I'd like to see C++11 (or later) language use, but not an STL requirement.

Things that could be done with just a language update:

I have a fork branch that uses some of the above list.

philj404 commented 2 years ago

FYI The Github Action at https://github.com/contrem/arduino-timer/blob/master/.github/workflows/githubci.yml runs a build check for examples on some (not all) platforms.

We inherit much of this list from the scripts at adafruit/ci-arduino -- and so we don't have to maintain the script. As of January 2022 we get automated builds on:

SWITCHING TO arduino:avr:uno ... SWITCHING TO arduino:avr:leonardo ... SWITCHING TO arduino:samd:arduino_zero_native ... SWITCHING TO adafruit:samd:adafruit_qtpy_m0 ... SWITCHING TO esp8266:esp8266:huzzah:eesz=4M3M,xtal=80 ... SWITCHING TO esp32:esp32:featheresp32:FlashFreq=80 ... SWITCHING TO adafruit:samd:adafruit_metro_m4:speed=120 ... SWITCHING TO adafruit:samd:adafruit_trinket_m0 ... SWITCHING TO esp32:esp32:featheresp32:FlashFreq=80 ... SWITCHING TO esp8266:esp8266:huzzah:eesz=4M3M,xtal=80 ...

So really my point is just that we have quite a few variants and that we want it ALL to continue to work.

If we really need a new C++XX feature which really improves readability (or efficiency?), and is incompatible with some legacy platform, we should make a formal break. Let's make it clear which platforms need to use an earlier release of this library.

skrobinson commented 2 years ago

"GCC 4.8.1 was the first feature-complete implementation of the 2011 C++ standard..." -- https://gcc.gnu.org/projects/cxx-status.html#cxx11

Release dates:

How many arduino-timer-using projects have a C++98- or C++03-only language requirement? Does arduino-timer target other, older compilers? Answering these questions will help decide if a language feature is reasonable for this project.

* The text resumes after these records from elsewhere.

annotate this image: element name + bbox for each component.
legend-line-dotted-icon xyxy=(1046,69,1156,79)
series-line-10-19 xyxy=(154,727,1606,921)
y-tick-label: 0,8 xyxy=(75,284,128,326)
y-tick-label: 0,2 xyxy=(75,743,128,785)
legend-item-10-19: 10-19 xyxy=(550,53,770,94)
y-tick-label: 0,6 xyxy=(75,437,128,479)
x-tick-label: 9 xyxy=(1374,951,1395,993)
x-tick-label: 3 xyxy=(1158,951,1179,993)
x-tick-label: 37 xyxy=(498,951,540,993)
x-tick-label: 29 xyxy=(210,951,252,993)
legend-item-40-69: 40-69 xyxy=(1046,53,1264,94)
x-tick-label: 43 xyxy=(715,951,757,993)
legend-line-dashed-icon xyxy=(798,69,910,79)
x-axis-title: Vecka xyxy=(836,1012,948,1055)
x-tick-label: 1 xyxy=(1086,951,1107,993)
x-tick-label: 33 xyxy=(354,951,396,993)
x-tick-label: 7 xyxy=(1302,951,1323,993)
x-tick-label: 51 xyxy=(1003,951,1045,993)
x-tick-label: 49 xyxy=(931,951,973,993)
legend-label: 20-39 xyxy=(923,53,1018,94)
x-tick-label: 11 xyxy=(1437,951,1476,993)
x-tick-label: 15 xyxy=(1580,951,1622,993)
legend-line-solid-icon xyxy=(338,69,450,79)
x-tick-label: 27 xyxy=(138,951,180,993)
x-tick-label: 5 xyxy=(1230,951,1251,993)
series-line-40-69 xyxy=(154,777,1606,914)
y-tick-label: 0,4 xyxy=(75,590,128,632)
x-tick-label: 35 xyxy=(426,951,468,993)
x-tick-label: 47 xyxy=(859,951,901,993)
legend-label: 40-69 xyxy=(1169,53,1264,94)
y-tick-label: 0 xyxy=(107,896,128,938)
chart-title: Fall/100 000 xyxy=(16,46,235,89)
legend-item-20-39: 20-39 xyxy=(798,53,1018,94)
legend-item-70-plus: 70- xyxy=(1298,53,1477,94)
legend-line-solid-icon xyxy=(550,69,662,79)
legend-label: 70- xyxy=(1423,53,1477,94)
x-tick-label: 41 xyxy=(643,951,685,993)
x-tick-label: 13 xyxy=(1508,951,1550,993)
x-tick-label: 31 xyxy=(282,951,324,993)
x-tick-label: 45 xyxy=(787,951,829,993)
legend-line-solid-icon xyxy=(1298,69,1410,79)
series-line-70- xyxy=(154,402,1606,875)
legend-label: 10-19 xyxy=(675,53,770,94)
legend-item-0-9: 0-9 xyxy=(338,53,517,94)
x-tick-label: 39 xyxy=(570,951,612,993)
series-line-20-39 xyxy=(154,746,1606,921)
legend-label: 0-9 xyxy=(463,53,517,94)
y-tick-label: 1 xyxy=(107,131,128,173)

If we really need a new C++XX feature which really improves readability

As a concrete example of a change that could be made:

- timer_foreach_const_task(task) {
+ for (const auto &task : tasks) {

I would say the readability is roughly the same, except that the first line is not what the compiler sees. One must interpret the timer_foreach_const_task macro to determine the actual code to be compiled.